First, preheat oven 350.
Mix eggs and sugar together.
2 whole eggs, 3/4 cup monk fruit sweetener
Next, blend flour, baking powder, and spices together in a bowl.
3 tbsp almond flour, 1 1/4 cup cassava flour, 2 tsp baking powder, 1/4 tsp ginger, 1 tbsp cinnamon, 1 tsp cardamom
Mix milk and sour cream together.
1/2 cup milk, 8 tbsp sour cream
Next, blend together the egg mixture and the milk mixture together.
Blend the egg mixture with the coconut oil until thoroughly combined.
1/2 cup melted coconut oil
Blend the liquid egg mixture with the flour and spices until combined.
Finally, pour batter into the oiled and almond floured bundt pan. (The batter will be a little thicker than what you are used to for normal cake batters.)
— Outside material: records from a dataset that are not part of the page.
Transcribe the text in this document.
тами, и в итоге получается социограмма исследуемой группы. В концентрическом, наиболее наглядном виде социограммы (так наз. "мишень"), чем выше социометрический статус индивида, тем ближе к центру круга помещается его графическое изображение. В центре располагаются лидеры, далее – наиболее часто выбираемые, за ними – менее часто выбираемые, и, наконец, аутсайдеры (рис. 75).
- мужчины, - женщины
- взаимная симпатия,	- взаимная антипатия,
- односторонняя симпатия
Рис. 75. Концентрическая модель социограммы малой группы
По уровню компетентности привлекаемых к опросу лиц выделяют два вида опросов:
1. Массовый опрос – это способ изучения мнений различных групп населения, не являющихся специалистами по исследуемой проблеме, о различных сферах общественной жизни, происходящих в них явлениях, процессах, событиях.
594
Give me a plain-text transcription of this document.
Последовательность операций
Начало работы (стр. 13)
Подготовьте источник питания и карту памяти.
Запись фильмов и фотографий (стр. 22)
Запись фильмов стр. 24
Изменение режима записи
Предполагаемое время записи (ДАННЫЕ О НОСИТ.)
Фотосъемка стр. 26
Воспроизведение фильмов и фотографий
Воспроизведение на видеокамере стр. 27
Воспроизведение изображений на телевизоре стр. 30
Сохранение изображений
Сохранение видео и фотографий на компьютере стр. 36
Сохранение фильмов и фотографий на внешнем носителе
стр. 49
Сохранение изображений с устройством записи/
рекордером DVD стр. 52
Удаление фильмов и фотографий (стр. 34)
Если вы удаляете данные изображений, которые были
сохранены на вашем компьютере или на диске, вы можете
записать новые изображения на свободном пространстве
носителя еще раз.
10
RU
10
Place bundt pan on top of a baking pan (in case of the cake overflowing it will make the oven easier to clean.
Place baking pan into the oven and bake 30 to 40 minutes.
Test with a toothpick. If the toothpick comes out clean then it is ready to take out of the oven.
Remove from the oven and let sit 5 minutes.
Flip the bundt pan out onto a plate.
It can be topped with Cinnamon Whipped Cream and a shake of cinnamon spice.